The artist sauntered slowly along the road. A lush cornfield was thriving on one side of the road, and wide-crowned beeches towered on the other side of the road. “How interesting – even at this time of day one can observe the smooth transitions from one form of speech to another”, remarked the artist with a joyful heart.
He remembered that it was raining and his watch showed four o’clock. But was it four in the morning or afternoon?
“I don’t know, no idea. I emerged from the club, and the sky was cloudy.”
He noticed a road sign: “Steep ascent”. The artist felt his heart start thumping and he stopped. “It’s time to have a little rest and sort out the nooks and crannies of my memory”, decided the artist. He emptied his pockets, pouring out a handful of memory fragments and laid them in a row by the roadside. These bits and pieces of memory that he did not remember and which tended to slip through his fingers, found places across the road. The artist sat down and perceived immediately that the moment had arrived when all else fades into obscurity. The beauty of life clings to you jealously and elevates all your actions to chapters that sparkle like dew drops.
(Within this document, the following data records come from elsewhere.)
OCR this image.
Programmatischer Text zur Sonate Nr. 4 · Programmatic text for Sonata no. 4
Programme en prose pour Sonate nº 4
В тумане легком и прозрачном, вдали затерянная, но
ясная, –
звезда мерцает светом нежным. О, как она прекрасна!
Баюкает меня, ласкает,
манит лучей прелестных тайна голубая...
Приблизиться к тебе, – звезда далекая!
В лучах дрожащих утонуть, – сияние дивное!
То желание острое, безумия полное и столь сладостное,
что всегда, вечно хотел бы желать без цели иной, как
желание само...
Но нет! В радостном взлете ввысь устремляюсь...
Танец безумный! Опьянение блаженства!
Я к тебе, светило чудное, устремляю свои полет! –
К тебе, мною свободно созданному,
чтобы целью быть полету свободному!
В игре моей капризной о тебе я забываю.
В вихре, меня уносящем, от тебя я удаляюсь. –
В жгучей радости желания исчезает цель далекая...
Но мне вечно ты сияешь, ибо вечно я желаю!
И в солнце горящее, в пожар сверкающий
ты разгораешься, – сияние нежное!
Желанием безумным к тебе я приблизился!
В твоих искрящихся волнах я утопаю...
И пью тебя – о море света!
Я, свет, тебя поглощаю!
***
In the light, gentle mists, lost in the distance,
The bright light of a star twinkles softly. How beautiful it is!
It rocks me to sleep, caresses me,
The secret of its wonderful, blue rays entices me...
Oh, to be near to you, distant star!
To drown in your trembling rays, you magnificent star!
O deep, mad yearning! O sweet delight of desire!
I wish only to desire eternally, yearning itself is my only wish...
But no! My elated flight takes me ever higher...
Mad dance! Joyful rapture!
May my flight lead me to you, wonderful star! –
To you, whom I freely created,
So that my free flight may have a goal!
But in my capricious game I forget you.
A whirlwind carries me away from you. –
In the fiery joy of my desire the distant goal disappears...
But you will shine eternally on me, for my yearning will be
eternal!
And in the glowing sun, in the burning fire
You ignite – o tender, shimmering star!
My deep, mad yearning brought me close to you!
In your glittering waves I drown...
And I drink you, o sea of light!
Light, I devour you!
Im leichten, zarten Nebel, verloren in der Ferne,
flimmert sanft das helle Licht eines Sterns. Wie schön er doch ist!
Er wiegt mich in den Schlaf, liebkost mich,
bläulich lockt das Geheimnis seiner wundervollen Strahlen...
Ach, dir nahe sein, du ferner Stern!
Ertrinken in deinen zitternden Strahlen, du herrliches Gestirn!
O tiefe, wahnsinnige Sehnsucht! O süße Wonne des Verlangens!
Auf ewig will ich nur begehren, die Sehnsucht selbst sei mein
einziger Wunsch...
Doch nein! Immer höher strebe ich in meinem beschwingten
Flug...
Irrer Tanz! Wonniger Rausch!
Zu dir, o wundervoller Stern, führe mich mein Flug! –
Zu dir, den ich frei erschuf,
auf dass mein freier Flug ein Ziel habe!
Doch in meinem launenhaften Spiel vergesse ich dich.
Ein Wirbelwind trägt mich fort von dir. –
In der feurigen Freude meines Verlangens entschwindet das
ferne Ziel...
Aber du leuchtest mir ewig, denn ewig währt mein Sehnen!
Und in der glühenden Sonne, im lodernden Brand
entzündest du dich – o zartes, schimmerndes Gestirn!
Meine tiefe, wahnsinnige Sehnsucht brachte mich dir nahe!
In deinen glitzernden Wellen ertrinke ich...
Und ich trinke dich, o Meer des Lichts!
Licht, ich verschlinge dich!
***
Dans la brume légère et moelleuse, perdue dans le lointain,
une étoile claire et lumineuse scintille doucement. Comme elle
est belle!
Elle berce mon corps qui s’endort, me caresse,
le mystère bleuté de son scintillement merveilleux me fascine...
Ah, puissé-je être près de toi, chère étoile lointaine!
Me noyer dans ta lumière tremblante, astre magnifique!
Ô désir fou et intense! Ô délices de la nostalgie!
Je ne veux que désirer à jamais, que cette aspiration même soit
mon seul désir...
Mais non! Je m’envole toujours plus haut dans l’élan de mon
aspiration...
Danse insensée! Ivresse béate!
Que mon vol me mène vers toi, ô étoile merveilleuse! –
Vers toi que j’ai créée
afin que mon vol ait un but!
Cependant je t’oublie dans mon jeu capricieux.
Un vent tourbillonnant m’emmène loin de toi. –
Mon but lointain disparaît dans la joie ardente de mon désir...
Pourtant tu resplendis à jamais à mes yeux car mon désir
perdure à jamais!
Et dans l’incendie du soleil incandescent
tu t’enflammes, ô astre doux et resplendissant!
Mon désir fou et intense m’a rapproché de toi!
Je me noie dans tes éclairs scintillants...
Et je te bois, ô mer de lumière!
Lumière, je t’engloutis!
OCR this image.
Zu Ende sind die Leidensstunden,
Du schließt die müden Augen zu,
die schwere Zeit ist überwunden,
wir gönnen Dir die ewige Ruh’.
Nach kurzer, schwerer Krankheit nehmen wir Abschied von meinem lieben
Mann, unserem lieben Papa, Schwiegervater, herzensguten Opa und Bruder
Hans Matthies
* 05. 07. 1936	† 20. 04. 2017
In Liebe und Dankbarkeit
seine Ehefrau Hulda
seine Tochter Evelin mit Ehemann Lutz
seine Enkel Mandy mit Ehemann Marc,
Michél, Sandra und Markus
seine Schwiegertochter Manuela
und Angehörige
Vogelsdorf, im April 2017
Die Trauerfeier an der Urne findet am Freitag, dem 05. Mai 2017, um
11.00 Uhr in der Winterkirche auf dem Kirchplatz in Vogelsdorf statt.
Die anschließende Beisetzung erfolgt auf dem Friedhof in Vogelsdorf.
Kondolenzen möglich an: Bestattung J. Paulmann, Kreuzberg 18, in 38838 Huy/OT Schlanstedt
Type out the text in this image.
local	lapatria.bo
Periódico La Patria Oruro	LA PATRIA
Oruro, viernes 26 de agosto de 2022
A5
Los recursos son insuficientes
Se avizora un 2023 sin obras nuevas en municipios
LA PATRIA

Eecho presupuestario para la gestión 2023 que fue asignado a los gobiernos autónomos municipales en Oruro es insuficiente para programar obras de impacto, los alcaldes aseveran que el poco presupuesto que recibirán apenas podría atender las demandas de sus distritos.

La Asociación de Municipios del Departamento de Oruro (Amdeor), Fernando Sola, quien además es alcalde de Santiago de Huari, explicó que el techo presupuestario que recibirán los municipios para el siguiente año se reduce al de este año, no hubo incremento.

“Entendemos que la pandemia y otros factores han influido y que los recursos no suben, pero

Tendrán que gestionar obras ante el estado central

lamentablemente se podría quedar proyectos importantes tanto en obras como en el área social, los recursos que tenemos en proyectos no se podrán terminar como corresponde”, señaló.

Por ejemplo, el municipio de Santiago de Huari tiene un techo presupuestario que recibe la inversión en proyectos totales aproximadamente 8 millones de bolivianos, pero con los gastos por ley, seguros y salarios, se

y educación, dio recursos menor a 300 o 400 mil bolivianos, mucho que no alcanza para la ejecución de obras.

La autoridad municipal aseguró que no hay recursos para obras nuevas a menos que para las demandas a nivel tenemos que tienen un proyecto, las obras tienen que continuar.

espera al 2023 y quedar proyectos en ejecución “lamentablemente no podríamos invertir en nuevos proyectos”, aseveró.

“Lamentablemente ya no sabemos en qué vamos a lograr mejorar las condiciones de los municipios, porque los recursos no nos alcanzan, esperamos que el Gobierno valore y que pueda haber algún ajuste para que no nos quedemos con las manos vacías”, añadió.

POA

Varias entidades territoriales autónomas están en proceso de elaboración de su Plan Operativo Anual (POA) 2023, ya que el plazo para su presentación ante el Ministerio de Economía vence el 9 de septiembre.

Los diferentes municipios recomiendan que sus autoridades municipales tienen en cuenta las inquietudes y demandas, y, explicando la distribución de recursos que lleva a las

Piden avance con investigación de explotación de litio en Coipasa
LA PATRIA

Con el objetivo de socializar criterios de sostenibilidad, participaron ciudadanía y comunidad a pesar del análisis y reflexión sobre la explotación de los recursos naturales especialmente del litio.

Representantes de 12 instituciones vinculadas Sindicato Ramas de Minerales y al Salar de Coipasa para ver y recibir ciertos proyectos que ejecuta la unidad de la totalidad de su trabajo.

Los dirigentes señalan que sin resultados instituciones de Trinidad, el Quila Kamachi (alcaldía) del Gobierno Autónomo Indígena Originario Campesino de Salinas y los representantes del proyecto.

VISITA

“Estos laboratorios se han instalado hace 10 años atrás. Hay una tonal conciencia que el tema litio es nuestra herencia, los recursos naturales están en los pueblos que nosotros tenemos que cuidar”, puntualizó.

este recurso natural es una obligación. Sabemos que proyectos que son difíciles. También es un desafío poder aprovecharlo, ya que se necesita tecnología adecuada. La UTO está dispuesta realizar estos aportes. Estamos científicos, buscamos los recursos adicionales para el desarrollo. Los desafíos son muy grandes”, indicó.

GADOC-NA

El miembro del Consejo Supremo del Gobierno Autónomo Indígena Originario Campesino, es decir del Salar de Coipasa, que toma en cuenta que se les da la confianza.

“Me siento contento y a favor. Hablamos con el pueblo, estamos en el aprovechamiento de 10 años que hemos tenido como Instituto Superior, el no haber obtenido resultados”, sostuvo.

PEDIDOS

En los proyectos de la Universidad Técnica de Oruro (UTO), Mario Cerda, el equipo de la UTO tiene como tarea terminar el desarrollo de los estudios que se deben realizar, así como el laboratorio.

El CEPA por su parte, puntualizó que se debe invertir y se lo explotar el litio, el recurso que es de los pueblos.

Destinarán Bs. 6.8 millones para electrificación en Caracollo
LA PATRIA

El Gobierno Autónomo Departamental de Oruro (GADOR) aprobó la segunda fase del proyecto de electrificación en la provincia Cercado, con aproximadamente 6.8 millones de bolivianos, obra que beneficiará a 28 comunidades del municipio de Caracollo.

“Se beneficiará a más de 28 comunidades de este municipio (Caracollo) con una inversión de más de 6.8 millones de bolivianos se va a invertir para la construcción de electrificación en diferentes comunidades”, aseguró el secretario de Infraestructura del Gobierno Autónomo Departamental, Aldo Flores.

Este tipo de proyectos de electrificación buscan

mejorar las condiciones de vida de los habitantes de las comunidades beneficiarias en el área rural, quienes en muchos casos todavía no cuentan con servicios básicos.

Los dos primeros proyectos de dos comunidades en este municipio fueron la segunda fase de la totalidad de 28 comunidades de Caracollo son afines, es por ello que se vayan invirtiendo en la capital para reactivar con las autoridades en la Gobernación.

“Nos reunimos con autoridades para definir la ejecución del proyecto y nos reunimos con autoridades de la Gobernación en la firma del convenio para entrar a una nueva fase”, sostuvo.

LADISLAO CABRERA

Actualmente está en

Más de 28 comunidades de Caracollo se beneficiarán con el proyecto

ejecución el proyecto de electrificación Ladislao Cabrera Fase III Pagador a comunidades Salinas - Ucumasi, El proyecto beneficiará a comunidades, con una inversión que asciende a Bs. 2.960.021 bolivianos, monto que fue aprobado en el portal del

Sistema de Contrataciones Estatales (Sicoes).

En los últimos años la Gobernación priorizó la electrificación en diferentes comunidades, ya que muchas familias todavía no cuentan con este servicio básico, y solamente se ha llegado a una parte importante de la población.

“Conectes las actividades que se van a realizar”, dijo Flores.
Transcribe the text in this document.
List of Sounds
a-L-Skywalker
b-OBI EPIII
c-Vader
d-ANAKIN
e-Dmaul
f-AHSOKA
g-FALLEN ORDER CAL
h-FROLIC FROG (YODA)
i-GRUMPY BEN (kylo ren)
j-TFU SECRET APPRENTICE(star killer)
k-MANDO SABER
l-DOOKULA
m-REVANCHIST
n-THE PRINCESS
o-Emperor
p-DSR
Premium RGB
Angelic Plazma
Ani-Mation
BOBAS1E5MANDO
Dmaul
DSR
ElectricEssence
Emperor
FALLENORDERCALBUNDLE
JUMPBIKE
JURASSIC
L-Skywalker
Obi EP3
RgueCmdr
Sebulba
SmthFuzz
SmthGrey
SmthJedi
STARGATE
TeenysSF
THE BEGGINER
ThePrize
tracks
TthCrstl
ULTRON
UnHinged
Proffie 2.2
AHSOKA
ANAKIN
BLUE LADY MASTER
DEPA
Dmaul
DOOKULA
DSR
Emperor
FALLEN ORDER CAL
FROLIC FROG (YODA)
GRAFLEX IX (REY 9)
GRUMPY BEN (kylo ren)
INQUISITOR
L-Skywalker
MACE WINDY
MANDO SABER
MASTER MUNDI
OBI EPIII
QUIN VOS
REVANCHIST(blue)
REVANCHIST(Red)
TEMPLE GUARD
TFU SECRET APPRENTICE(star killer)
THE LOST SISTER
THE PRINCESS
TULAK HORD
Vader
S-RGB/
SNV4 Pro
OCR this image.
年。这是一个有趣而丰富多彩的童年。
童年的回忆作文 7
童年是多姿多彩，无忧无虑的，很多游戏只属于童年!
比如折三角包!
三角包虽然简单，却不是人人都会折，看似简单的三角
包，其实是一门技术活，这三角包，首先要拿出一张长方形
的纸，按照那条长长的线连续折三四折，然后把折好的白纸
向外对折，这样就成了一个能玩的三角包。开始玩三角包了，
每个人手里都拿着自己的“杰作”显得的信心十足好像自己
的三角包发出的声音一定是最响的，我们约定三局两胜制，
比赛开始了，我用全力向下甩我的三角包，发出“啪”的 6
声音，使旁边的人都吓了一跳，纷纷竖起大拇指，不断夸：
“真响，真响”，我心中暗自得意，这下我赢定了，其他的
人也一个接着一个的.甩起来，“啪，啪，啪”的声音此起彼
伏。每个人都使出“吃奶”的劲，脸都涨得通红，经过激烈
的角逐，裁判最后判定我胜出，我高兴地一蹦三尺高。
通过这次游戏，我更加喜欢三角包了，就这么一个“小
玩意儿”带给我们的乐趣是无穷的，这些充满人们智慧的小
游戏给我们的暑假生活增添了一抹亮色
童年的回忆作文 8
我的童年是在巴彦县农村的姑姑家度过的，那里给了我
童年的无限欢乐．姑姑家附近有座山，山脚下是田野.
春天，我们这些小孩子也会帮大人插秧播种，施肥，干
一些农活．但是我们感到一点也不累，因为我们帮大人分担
The body of reality lost its blunt appearance and the sky was filled with expected clouds.
Soon there was something sticky in the air, and also under his collar.
The known and the unknown were boisterously joined into a gripping crescendo and all of the surroundings, along with him, subsided somewhere. Everything was whirling round dizzily, dashing colourfully up and down, only to be engulfed by a grey sleepy fog.
The artist dozed off. He was just about to perceive modernist thoughts in his head, was already yearning for sunspots and black holes, when merciless reality struck him anew. A few security men arrived and, despite his protests, dragged him back to the Kuku club.
“How did I come to be here again?” muttered the artist, seeing lush cornfields on one side of the road, and tall, wide-crowned beeches on the other side. When his eye caught the sign “Steep ascent!”, he disappeared rapidly into the beech grove, snatching up all the fragments and bits of memory, and then sank wearily to the ground. At the same time, he recognised in himself a considerable increase in idealism and readiness to protect anything that could not be grasped with bare hands. And an overpowering wish to restore the whole, to turn it from visible to more visible, gave him no peace.
Soon the artist found himself again among his fragments, and his inner self was pierced by an eager wish to be the demiurge that restores a lost civilization on the basis of pot fragments which have been unearthed from a dark corner of distant history. Perceiving a considerable increase in responsibility, the artist now laid these fragments in gold-cut proportion.
The sky was clearing and the barley grew in a mild wind, when he suddenly remembered what the Master had said: “Where walks our revered Curator, the trees become more firmly rooted, barley grows higher and the sky clears.” What joy, then, when the artist cheerily yelled: “Curator, are you there!” and started looking for him nearby.
“Curator, where are you?” he screamed incessantly in the beech grove.
There’s nobody here, grieved the artist and his disappointed glance wandered over the cleared sky, until he noticed high above amongst the tree branches a hat, with its crown turned upwards.
It was the Curator’s hat, he remembered. Eagerly he climbed the tree in order to find among the branches the lost Curator. But the Curator was nowhere to be seen, neither here nor there. Only the sour-grey shadows kept sniffing at him from under the trees and bushes. “Of course, that’s not possible”, thought the artist more calmly, when he remembered that the Curator was at home at this time.
The artist felt lonely and unhappy, and the distant horizon was even more distant. He sighed desolately and his thought, shivering with cold, was on its way towards the Curator. The artist pushed his hands deeper into his pockets and touched something pleasantly warm. He pulled out a hot-water bottle and it occurred to him that this was a consolation from the Curator. It had to be carried about all the time, so that the violent bouts of coughing and severe cold would not assault such a defenceless body. Happily the artist pulled off his sodden boots and placed his bare feet on the bottle. So a sweet wave of warmth ran through him, opened up all the cells and tissues and the artist’s tender thought floated with quiet devotion above the Curator’s home. “I wonder how our revered Curator is doing over there? He is no doubt awfully busy and might well be still awake at the moment. I imagine him stooping over his desk in order to glue scyphistomic strobilisations on the Curator’s articles and dossiers and, with a presence of mind typical only of curators, he is able to grasp the ensuing ephyrs.”
The sky had cleared even more and the leaves quivered gently in the steam of drying clothes, blending with a sweet aroma of barley and it seemed as if somebody was plucking a zither right here at his feet. The artist’s softened glance wandered around for a while, until he found a pair of brand-new shoes at his side and he formed a grateful verse with the shoe-laces: “Revered Curator. Many happy returns of the day!”
PS. How the artist’s old boots ended up under a table in the Kuku club and how he himself reached home, barefoot, none of us will ever know.